It’s a tale as old as celebrity itself: a young woman, dazzling and ambitious, locks eyes with the privileged—but often naive—son of a global dynasty. And before you can say “lavish wedding in Palm Beach,” the heir is head over heels, his independence slowly dissolving into oblivion.
Nicola Peltz and Brooklyn Beckham. Meghan Markle and Prince Harry. Two strikingly similar stories, separated by royal bloodlines and a few years, but united by a shared pattern: powerful women rewriting the scripts of less forceful men from famous families.
Let’s begin with Nicola Peltz, the billionaire heiress and aspiring actress who ensnared Brooklyn Beckham, the eldest son of David and Victoria. Once just a model dabbling in photography and cooking, Brooklyn quickly became the accessory in his own relationship. Today, he’s best known for being “Nicola’s husband.” His career? Undefined. His identity? Absorbed.
And it’s not hard to draw the Meghan Markle parallel.
When Meghan met Prince Harry, he was the lovable, cheeky royal—the soldier, the bachelor, the spare. Within a few years, the transformation was complete: estranged from family, adrift in Montecito, podcasting about his trauma and watching his royal identity evaporate in California sun.
What Peltz and Markle appear to share is a masterful command of influence. They don’t just marry into powerful families—they redefine them. Suddenly, the spotlight shifts. The husbands begin to orbit the wives. The royal becomes the plus-one. The Beckham heir becomes Mr. Peltz.
Both women are beautiful, fashionable, and publicly claim to be misunderstood. Both had complicated relationships with their in-laws. Meghan famously split the royal family in two; Nicola reportedly clashed with Victoria Beckham over who would design her wedding dress—a petty feud that allegedly cast a shadow over the entire Peltz-Beckham wedding.
And the men? They follow, loyally, blindly, perhaps even gratefully. Both Brooklyn and Harry appear to have found a purpose in being protectors of their wives—champions of their narratives. They’ve become permanent residents in their partners’ worlds, not architects of their own.
There’s a tragedy in that.
Because whether you admire or resent Markle and Peltz, you must ask: what happens to the man who surrenders his identity to a relationship? Prince Harry was once beloved around the world. Today, many see him as a moaning ex-royal who traded duty for celebrity. Brooklyn Beckham, once tipped to follow his father into football or at least build a brand of his own, now seems permanently lost in his wife’s shadow.

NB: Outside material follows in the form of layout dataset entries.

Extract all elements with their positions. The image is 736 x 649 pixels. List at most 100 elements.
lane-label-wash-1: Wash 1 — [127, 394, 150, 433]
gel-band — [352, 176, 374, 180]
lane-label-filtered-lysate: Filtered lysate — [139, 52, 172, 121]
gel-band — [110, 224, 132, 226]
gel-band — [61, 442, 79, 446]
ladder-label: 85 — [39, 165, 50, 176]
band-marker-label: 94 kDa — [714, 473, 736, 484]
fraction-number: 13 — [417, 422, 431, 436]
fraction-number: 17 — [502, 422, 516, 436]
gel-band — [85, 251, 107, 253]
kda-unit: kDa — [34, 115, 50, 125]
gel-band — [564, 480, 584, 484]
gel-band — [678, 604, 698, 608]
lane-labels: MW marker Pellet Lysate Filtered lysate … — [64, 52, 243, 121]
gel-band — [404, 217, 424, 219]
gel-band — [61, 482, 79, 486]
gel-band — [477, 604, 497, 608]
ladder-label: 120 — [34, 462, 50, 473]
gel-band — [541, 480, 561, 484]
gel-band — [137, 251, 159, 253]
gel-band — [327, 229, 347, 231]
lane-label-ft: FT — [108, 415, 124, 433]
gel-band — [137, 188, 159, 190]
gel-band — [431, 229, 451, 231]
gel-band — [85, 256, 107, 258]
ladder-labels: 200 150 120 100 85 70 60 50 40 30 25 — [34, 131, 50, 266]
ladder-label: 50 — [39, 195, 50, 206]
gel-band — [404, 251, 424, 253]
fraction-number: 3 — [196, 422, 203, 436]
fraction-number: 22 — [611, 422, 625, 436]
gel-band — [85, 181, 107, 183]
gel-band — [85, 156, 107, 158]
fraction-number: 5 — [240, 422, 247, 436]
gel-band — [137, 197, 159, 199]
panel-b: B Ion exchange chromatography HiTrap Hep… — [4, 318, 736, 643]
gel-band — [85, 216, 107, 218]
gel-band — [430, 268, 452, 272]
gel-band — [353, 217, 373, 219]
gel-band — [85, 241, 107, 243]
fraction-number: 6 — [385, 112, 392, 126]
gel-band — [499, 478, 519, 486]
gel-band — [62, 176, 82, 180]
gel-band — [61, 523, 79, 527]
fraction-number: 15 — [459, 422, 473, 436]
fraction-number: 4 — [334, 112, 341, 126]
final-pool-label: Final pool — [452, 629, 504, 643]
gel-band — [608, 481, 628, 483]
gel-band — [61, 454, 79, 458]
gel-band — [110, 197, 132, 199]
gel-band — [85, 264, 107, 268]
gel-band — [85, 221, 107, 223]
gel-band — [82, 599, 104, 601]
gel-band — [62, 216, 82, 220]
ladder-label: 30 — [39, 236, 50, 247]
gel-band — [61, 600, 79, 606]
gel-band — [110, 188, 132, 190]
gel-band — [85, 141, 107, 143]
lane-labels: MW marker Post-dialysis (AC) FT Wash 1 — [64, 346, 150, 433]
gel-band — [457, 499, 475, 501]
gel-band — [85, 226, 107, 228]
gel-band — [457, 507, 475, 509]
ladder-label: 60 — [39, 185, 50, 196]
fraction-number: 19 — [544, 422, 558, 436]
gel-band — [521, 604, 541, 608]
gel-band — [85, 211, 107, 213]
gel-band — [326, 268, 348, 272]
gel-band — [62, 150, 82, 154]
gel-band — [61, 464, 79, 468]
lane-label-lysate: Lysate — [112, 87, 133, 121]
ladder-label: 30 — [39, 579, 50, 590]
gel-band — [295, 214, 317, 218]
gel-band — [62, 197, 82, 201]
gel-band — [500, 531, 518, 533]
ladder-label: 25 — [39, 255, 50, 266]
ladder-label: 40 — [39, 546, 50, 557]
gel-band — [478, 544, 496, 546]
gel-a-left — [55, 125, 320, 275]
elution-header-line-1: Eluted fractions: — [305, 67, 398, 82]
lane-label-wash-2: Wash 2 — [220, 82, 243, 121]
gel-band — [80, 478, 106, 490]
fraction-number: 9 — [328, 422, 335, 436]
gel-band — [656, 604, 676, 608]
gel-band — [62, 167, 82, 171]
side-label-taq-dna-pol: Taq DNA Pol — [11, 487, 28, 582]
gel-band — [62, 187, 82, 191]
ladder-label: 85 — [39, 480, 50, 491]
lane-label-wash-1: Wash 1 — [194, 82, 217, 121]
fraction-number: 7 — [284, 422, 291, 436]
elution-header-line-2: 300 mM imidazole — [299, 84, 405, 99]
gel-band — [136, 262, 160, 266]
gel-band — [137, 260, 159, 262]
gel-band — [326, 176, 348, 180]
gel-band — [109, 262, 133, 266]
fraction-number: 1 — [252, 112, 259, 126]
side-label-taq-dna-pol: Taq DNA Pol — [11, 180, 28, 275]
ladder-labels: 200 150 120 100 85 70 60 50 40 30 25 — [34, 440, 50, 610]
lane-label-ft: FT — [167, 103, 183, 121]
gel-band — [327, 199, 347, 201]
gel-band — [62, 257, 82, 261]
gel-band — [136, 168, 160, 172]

Of course, there’s love in both stories. Let’s not be completely cynical. But love doesn’t require the total surrender of self. And in both cases, that’s what we’ve seen.
Nicola and Meghan have certainly mastered the playbook: marry rich, marry famous, become the main character. It’s a tale of reinvention—but only for one half of the couple.
So what awaits Brooklyn and Harry? A future of endless Instagram posts, curated interviews, and documentary series about the pain of being famous. They will continue to be the support act in their own lives unless they find a way to reclaim their identities—not as husbands, but as individuals.
Until then, they remain reminders of a modern celebrity truth: sometimes, when you marry into power, you don’t rise—you disappear.
And somewhere in Montecito and Miami, two famous sons might be realizing just that.